(Foto: gettyimages)
MELAHIRKAN merupakan pengalaman membanggakan bagi seorang wanita. Di balik kebahagiaan yang meliputi, wanita melahirkan juga menanggung risiko prolaps organ panggul. Salah satu risiko ditangung oleh wanita yang sering melahirkan.
Dalam proses persalinan, banyak hal bisa terjadi, mulai kecacatan hingga nyawa melayang. Persalinan normal melalui Miss V memang lebih aman dibanding persalinan caesar yang mempunyai risiko kematian lima kali lebih tinggi. Namun, sebagian ibu melahirkan normal memiliki risiko kecacatan dasar panggul (prolaps organ panggul/POP) seperti robekan akibat penggunaan alat bantu saat melahirkan serta lamanya proses melahirkan.
Prolaps diartikan sebagai turun atau keluarnya dinding Miss V disertai organ panggul lain ke dalam atau keluar liang Miss V. Sebanyak 50 persen wanita yang telah melahirkan akan mengalami prolaps organ panggul, mulai dari derajat ringan sampai berat. Umumnya, kondisi ini dialami wanita usia 50 tahun ke atas dikarenakan bagian yang menyokong Miss V mulai melemah.
"Wanita yang melahirkan secara normal di bawah 35 tahun tetap berisiko, dengan perbandingan 1:4 (1 wanita mengalami POP di antara 4 wanita yang melahirkan-red) dan wanita di atas 35 tahun perbandingannya 1:2. Prolaps merupakan fenomena yang terabaikan, padahal sudah banyak sekali kasusnya di dunia bahkan Indonesia. Sudah saatnya kita memerbaiki paradigma bahwa dengan meningkatkn kualitas hidup, angka kematian ibu dapat ditekan," papar Dr Budi Iman Santoso, SpOG (K), Ketua Departemen Obstetrik dan Ginekologi FKUI-RSCM yang ditemui okezone pada acara Urogynecology Update 2011 di Gedung A RSCM, Jakarta, Rabu (20/4/2011).
Dijelaskan Dr Budi, perlu adanya edukasi untuk mencegah prolaps, di antaranya soal usia melahirkan yang cukup, membatasi jumlah kelahiran, dan skoring (proses mengetahui apakah seorang wanita berisiko trauma dasar panggul atau tidak dan memperhitungkan apakah ia bisa melahirkan normal atau caesar).
"Prolaps stadium 1, dinding Miss V terasa penuh, stadium 2 Miss V terasa penuh dan mengeluarkan darah, stadium 3 sudah terasa di pintu Miss V, dan stadium 4 sudah benar-benar keluar dan menonjol.

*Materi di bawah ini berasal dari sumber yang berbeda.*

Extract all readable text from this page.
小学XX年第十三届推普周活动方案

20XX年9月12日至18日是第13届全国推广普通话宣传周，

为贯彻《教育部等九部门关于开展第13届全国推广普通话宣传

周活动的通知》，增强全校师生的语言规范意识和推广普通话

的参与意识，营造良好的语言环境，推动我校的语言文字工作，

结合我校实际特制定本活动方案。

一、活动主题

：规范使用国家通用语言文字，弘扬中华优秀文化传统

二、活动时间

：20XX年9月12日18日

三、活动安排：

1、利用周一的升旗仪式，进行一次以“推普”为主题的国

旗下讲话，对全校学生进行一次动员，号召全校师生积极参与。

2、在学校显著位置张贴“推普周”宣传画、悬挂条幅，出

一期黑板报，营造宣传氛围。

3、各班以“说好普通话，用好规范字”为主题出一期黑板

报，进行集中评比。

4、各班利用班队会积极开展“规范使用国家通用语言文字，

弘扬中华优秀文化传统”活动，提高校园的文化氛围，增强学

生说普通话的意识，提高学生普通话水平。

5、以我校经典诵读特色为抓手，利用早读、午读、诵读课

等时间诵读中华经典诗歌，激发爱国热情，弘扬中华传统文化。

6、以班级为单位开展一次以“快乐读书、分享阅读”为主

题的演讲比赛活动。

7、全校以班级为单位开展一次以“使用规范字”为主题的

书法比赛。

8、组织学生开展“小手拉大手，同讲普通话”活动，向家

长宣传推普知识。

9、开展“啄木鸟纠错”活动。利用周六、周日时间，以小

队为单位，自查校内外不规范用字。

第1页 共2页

Kebanyakan penderita stadium 1 dan 2 tidak merasakan keluhan dan membiarkannya. Barulah ketika sudah mulai terlihat menonjol dan mengganggu aktivitas sehari-hari, mereka menemui dokter," sahut Prof dr Junizaf SpOG (K) pada kesempatan yang sama.
Dijelaskan Prof dr Junizaf, ada beberapa faktor penyebab prolaps, di antaranya sering melahirkan, proses persalinan lama di atas 2 jam, terjadi 3-4 robekan saat melahirkan, bayi berukuran besar, bertambahnya usia yang menyebabkan jaringan kulit semakin lunak, menopause, obesitas yang menyebabkan penekanan berlebihan di daerah panggul, genetik, mengangkat beban berat, dan merokok.
"Perokok sering kali batuk-batuk yang menyebabkan tekanan intraabdominal terus-menerus. Prolaps organ panggul memerlukan penanganan khusus berdasarkan tingkat keparahannya," jelasnya.
Beberapa gejala POP, yakni inkontinensia (mengompol yang tidak tertahankan), inkontinensia alvi (buang angin dan mengeluarkan feses yang tidak tertahankan), disfungsi seksual karena nyeri, sulit orgasme, gangguan hasrat seks, serta prolaps organ (dinding Miss V keluar dari tubuh).
Samakah dengan turun berok? "Analoginya sama, tapi bukan," kata Prof dr Junizaf.
Saat ini, dikatakan Prof dr Junizaf, teknologi terkini penangananan POP adalah MESH, yakni memerbaiki anatomi otot atau ligamen penyangga uterus, ditambahkan polypropylene Mesh (xenograt), berupa slingyang berperan menyangga organ di dalam panggul dengan tingkat keamanan dan keberhasilan yang optimal.